The main motivation to attempt this problem in the Enron Dataset is that, since email is a noisy and the email usage varies considerably among users, it is important to study this problem on a larger collection of data. In other words, we expect that the CC Prediction task will vary considerably among different Enron users. Not only do different users store distinct amounts of messages, but also different ways to use email (for instance, secretaries typically exchange email messages with more people than technical positions).

In order to obtain labeled data, a straightforward procedure is to remove one or more of the "true" CC-recipients from the original message, and then consider this address as the label to be predicted. The output of the algorithms will output a ranked list with the most likely recipients for each message in a test collection. To evaluate performance, we intend to use three different methods: average precision at rank 1, average rank and precision-recall curves. These methods in combination should reveal more the nature of the task.

Dataset, Parsing, Methods, Results and Analysis can be found in the final report.

Final Report

The final report can be found here.

References

[1] Introducing the Enron Corpus, Bryan Klimt & Yiming Yang, CEAS 2004

[2] CC Prediction with Graphical Models, Chris Pal & Andrew McCallum, CEAS 2006

[3]  On-line Supervised Spam Filter Evaluation, G. Cormack & T. Lynam, ACM Transactions on Information Systems, to appear, 2006.

[4]  Graph-Based Ranking Algorithms for E-mail Expertise Analysis Byron Dom, Iris Eiron, Alex Cozzi & Yi Zhang, Data Mining and Knowledge Discovery Workshop(DMKD2003) in ACM SIGMOD 2003

[5] Expertise identification using email communications, Christopher S. Campbell, Paul P. Maglio, Alex Cozzi & Byron Dom, CIKM 2003

[6] The Enron Corpus: A New Dataset for Email Classification Research B. Klimt and Y. Yang., ECML 2004

[7] An Application of Machine Learning to E-Mail Filtering., J. Rennie,  iFile:  In Proc.
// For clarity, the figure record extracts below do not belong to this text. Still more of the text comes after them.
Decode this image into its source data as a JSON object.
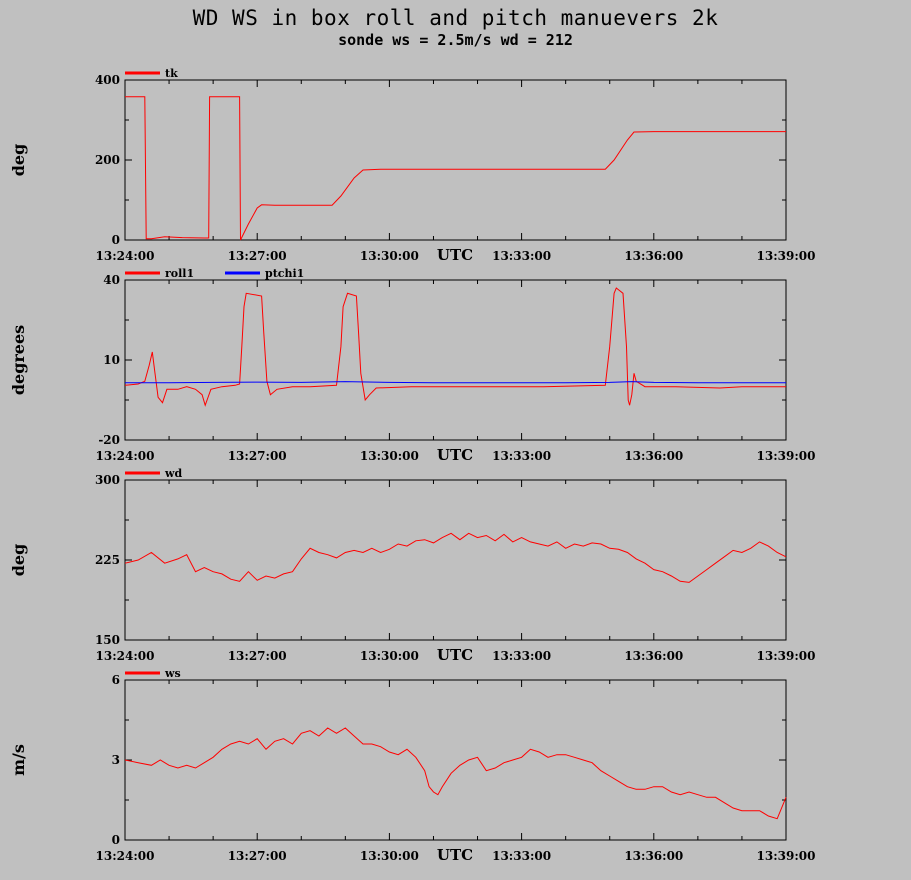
{
  "title": "WD WS in box roll and pitch manuevers 2k",
  "subtitle": "sonde ws = 2.5m/s wd = 212",
  "chart_data": [
    {
      "type": "line",
      "ylabel": "deg",
      "xlabel": "UTC",
      "x_ticks": [
        "13:24:00",
        "13:27:00",
        "13:30:00",
        "13:33:00",
        "13:36:00",
        "13:39:00"
      ],
      "xlim_min": [
        0,
        15
      ],
      "ylim": [
        0,
        400
      ],
      "y_ticks": [
        0,
        200,
        400
      ],
      "y_labels": [
        "0",
        "200",
        "400"
      ],
      "series": [
        {
          "name": "tk",
          "color": "#ff0000",
          "points": [
            [
              0,
              358
            ],
            [
              0.45,
              358
            ],
            [
              0.48,
              3
            ],
            [
              0.6,
              3
            ],
            [
              0.9,
              8
            ],
            [
              1.3,
              6
            ],
            [
              1.8,
              5
            ],
            [
              1.9,
              5
            ],
            [
              1.92,
              358
            ],
            [
              2.6,
              358
            ],
            [
              2.62,
              0
            ],
            [
              2.8,
              40
            ],
            [
              3.0,
              80
            ],
            [
              3.1,
              88
            ],
            [
              3.4,
              87
            ],
            [
              4.0,
              87
            ],
            [
              4.7,
              87
            ],
            [
              4.9,
              110
            ],
            [
              5.2,
              155
            ],
            [
              5.4,
              175
            ],
            [
              5.8,
              177
            ],
            [
              6.5,
              177
            ],
            [
              8.0,
              177
            ],
            [
              9.5,
              177
            ],
            [
              10.9,
              177
            ],
            [
              11.1,
              200
            ],
            [
              11.4,
              250
            ],
            [
              11.55,
              270
            ],
            [
              12.0,
              271
            ],
            [
              13.0,
              271
            ],
            [
              14.0,
              271
            ],
            [
              15.0,
              271
            ]
          ]
        }
      ]
    },
    {
      "type": "line",
      "ylabel": "degrees",
      "xlabel": "UTC",
      "x_ticks": [
        "13:24:00",
        "13:27:00",
        "13:30:00",
        "13:33:00",
        "13:36:00",
        "13:39:00"
      ],
      "xlim_min": [
        0,
        15
      ],
      "ylim": [
        -20,
        40
      ],
      "y_ticks": [
        -20,
        10,
        40
      ],
      "y_labels": [
        "-20",
        "10",
        "40"
      ],
      "series": [
        {
          "name": "roll1",
          "color": "#ff0000",
          "points": [
            [
              0,
              0.5
            ],
            [
              0.3,
              1
            ],
            [
              0.45,
              2
            ],
            [
              0.55,
              8
            ],
            [
              0.62,
              13
            ],
            [
              0.68,
              5
            ],
            [
              0.75,
              -4
            ],
            [
              0.85,
              -6
            ],
            [
              0.95,
              -1
            ],
            [
              1.2,
              -1
            ],
            [
              1.4,
              0
            ],
            [
              1.6,
              -1
            ],
            [
              1.75,
              -3
            ],
            [
              1.82,
              -7
            ],
            [
              1.95,
              -1
            ],
            [
              2.2,
              0
            ],
            [
              2.5,
              0.5
            ],
            [
              2.6,
              1
            ],
            [
              2.65,
              15
            ],
            [
              2.7,
              30
            ],
            [
              2.75,
              35
            ],
            [
              3.1,
              34
            ],
            [
              3.15,
              20
            ],
            [
              3.22,
              2
            ],
            [
              3.3,
              -3
            ],
            [
              3.45,
              -1
            ],
            [
              3.8,
              0
            ],
            [
              4.2,
              0
            ],
            [
              4.8,
              0.5
            ],
            [
              4.9,
              15
            ],
            [
              4.95,
              30
            ],
            [
              5.05,
              35
            ],
            [
              5.25,
              34
            ],
            [
              5.3,
              20
            ],
            [
              5.35,
              5
            ],
            [
              5.45,
              -5
            ],
            [
              5.55,
              -3
            ],
            [
              5.7,
              -0.5
            ],
            [
              6.5,
              0
            ],
            [
              8.0,
              0
            ],
            [
              9.5,
              0
            ],
            [
              10.9,
              0.5
            ],
            [
              11.0,
              15
            ],
            [
              11.1,
              35
            ],
            [
              11.15,
              37
            ],
            [
              11.3,
              35
            ],
            [
              11.38,
              15
            ],
            [
              11.42,
              -5
            ],
            [
              11.45,
              -7
            ],
            [
              11.5,
              -3
            ],
            [
              11.55,
              5
            ],
            [
              11.6,
              2
            ],
            [
              11.8,
              0
            ],
            [
              12.5,
              0
            ],
            [
              13.5,
              -0.5
            ],
            [
              14.0,
              0
            ],
            [
              15.0,
              0
            ]
          ]
        },
        {
          "name": "ptchi1",
          "color": "#0000ff",
          "points": [
            [
              0,
              1.5
            ],
            [
              1.0,
              1.5
            ],
            [
              2.0,
              1.6
            ],
            [
              3.0,
              1.7
            ],
            [
              4.0,
              1.6
            ],
            [
              5.0,
              1.9
            ],
            [
              6.0,
              1.6
            ],
            [
              7.0,
              1.5
            ],
            [
              8.0,
              1.5
            ],
            [
              9.0,
              1.5
            ],
            [
              10.0,
              1.5
            ],
            [
              11.0,
              1.6
            ],
            [
              11.5,
              1.9
            ],
            [
              12.0,
              1.6
            ],
            [
              13.0,
              1.5
            ],
            [
              14.0,
              1.5
            ],
            [
              15.0,
              1.5
            ]
          ]
        }
      ]
    },
    {
      "type": "line",
      "ylabel": "deg",
      "xlabel": "UTC",
      "x_ticks": [
        "13:24:00",
        "13:27:00",
        "13:30:00",
        "13:33:00",
        "13:36:00",
        "13:39:00"
      ],
      "xlim_min": [
        0,
        15
      ],
      "ylim": [
        150,
        300
      ],
      "y_ticks": [
        150,
        225,
        300
      ],
      "y_labels": [
        "150",
        "225",
        "300"
      ],
      "series": [
        {
          "name": "wd",
          "color": "#ff0000",
          "points": [
            [
              0,
              222
            ],
            [
              0.3,
              225
            ],
            [
              0.6,
              232
            ],
            [
              0.9,
              222
            ],
            [
              1.2,
              226
            ],
            [
              1.4,
              230
            ],
            [
              1.6,
              214
            ],
            [
              1.8,
              218
            ],
            [
              2.0,
              214
            ],
            [
              2.2,
              212
            ],
            [
              2.4,
              207
            ],
            [
              2.6,
              205
            ],
            [
              2.8,
              214
            ],
            [
              3.0,
              206
            ],
            [
              3.2,
              210
            ],
            [
              3.4,
              208
            ],
            [
              3.6,
              212
            ],
            [
              3.8,
              214
            ],
            [
              4.0,
              226
            ],
            [
              4.2,
              236
            ],
            [
              4.4,
              232
            ],
            [
              4.6,
              230
            ],
            [
              4.8,
              227
            ],
            [
              5.0,
              232
            ],
            [
              5.2,
              234
            ],
            [
              5.4,
              232
            ],
            [
              5.6,
              236
            ],
            [
              5.8,
              232
            ],
            [
              6.0,
              235
            ],
            [
              6.2,
              240
            ],
            [
              6.4,
              238
            ],
            [
              6.6,
              243
            ],
            [
              6.8,
              244
            ],
            [
              7.0,
              241
            ],
            [
              7.2,
              246
            ],
            [
              7.4,
              250
            ],
            [
              7.6,
              244
            ],
            [
              7.8,
              250
            ],
            [
              8.0,
              246
            ],
            [
              8.2,
              248
            ],
            [
              8.4,
              243
            ],
            [
              8.6,
              249
            ],
            [
              8.8,
              242
            ],
            [
              9.0,
              246
            ],
            [
              9.2,
              242
            ],
            [
              9.4,
              240
            ],
            [
              9.6,
              238
            ],
            [
              9.8,
              242
            ],
            [
              10.0,
              236
            ],
            [
              10.2,
              240
            ],
            [
              10.4,
              238
            ],
            [
              10.6,
              241
            ],
            [
              10.8,
              240
            ],
            [
              11.0,
              236
            ],
            [
              11.2,
              235
            ],
            [
              11.4,
              232
            ],
            [
              11.6,
              226
            ],
            [
              11.8,
              222
            ],
            [
              12.0,
              216
            ],
            [
              12.2,
              214
            ],
            [
              12.4,
              210
            ],
            [
              12.6,
              205
            ],
            [
              12.8,
              204
            ],
            [
              13.0,
              210
            ],
            [
              13.2,
              216
            ],
            [
              13.4,
              222
            ],
            [
              13.6,
              228
            ],
            [
              13.8,
              234
            ],
            [
              14.0,
              232
            ],
            [
              14.2,
              236
            ],
            [
              14.4,
              242
            ],
            [
              14.6,
              238
            ],
            [
              14.8,
              232
            ],
            [
              15.0,
              228
            ]
          ]
        }
      ]
    },
    {
      "type": "line",
      "ylabel": "m/s",
      "xlabel": "UTC",
      "x_ticks": [
        "13:24:00",
        "13:27:00",
        "13:30:00",
        "13:33:00",
        "13:36:00",
        "13:39:00"
      ],
      "xlim_min": [
        0,
        15
      ],
      "ylim": [
        0,
        6
      ],
      "y_ticks": [
        0,
        3,
        6
      ],
      "y_labels": [
        "0",
        "3",
        "6"
      ],
      "series": [
        {
          "name": "ws",
          "color": "#ff0000",
          "points": [
            [
              0,
              3.0
            ],
            [
              0.3,
              2.9
            ],
            [
              0.6,
              2.8
            ],
            [
              0.8,
              3.0
            ],
            [
              1.0,
              2.8
            ],
            [
              1.2,
              2.7
            ],
            [
              1.4,
              2.8
            ],
            [
              1.6,
              2.7
            ],
            [
              1.8,
              2.9
            ],
            [
              2.0,
              3.1
            ],
            [
              2.2,
              3.4
            ],
            [
              2.4,
              3.6
            ],
            [
              2.6,
              3.7
            ],
            [
              2.8,
              3.6
            ],
            [
              3.0,
              3.8
            ],
            [
              3.2,
              3.4
            ],
            [
              3.4,
              3.7
            ],
            [
              3.6,
              3.8
            ],
            [
              3.8,
              3.6
            ],
            [
              4.0,
              4.0
            ],
            [
              4.2,
              4.1
            ],
            [
              4.4,
              3.9
            ],
            [
              4.6,
              4.2
            ],
            [
              4.8,
              4.0
            ],
            [
              5.0,
              4.2
            ],
            [
              5.2,
              3.9
            ],
            [
              5.4,
              3.6
            ],
            [
              5.6,
              3.6
            ],
            [
              5.8,
              3.5
            ],
            [
              6.0,
              3.3
            ],
            [
              6.2,
              3.2
            ],
            [
              6.4,
              3.4
            ],
            [
              6.6,
              3.1
            ],
            [
              6.8,
              2.6
            ],
            [
              6.9,
              2.0
            ],
            [
              7.0,
              1.8
            ],
            [
              7.1,
              1.7
            ],
            [
              7.2,
              2.0
            ],
            [
              7.4,
              2.5
            ],
            [
              7.6,
              2.8
            ],
            [
              7.8,
              3.0
            ],
            [
              8.0,
              3.1
            ],
            [
              8.2,
              2.6
            ],
            [
              8.4,
              2.7
            ],
            [
              8.6,
              2.9
            ],
            [
              8.8,
              3.0
            ],
            [
              9.0,
              3.1
            ],
            [
              9.2,
              3.4
            ],
            [
              9.4,
              3.3
            ],
            [
              9.6,
              3.1
            ],
            [
              9.8,
              3.2
            ],
            [
              10.0,
              3.2
            ],
            [
              10.2,
              3.1
            ],
            [
              10.4,
              3.0
            ],
            [
              10.6,
              2.9
            ],
            [
              10.8,
              2.6
            ],
            [
              11.0,
              2.4
            ],
            [
              11.2,
              2.2
            ],
            [
              11.4,
              2.0
            ],
            [
              11.6,
              1.9
            ],
            [
              11.8,
              1.9
            ],
            [
              12.0,
              2.0
            ],
            [
              12.2,
              2.0
            ],
            [
              12.4,
              1.8
            ],
            [
              12.6,
              1.7
            ],
            [
              12.8,
              1.8
            ],
            [
              13.0,
              1.7
            ],
            [
              13.2,
              1.6
            ],
            [
              13.4,
              1.6
            ],
            [
              13.6,
              1.4
            ],
            [
              13.8,
              1.2
            ],
            [
              14.0,
              1.1
            ],
            [
              14.2,
              1.1
            ],
            [
              14.4,
              1.1
            ],
            [
              14.6,
              0.9
            ],
            [
              14.8,
              0.8
            ],
            [
              15.0,
              1.6
            ]
          ]
        }
      ]
    }
  ]
}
KDD00 Workshop on Text Mining, Boston, 2000.

[8] Empirical Analysis of Predictive Algorithms for Collaborative Filtering, J. S. Breese, D. Heckerman and C. Kadie, UAI, 1998.

[9] A C/Matlab Toolkit for collaborative filtering, http://www-2.cs.cmu.edu/~lebanon/IR-lab.htm, 2003.

[10] Extracting social networks and contact information from email and the Web,  Aron Culotta, Ron Bekkerman & Andrew McCallum, CEAS 2004.

[11] Detecting Action-Items in Email , Paul N. Bennett and Jaime Carbonell, SIGIR 2005.

[12] Enterprise track, 2005. URL: http://www.ins.cwi.nl/projects/trec-ent/wiki/.

[13] Finding Experts and their Details in E-mail Corpora, K. Balog and M. de Rijke. In: 15th International World Wide Web Conference (WWW2006), 2006.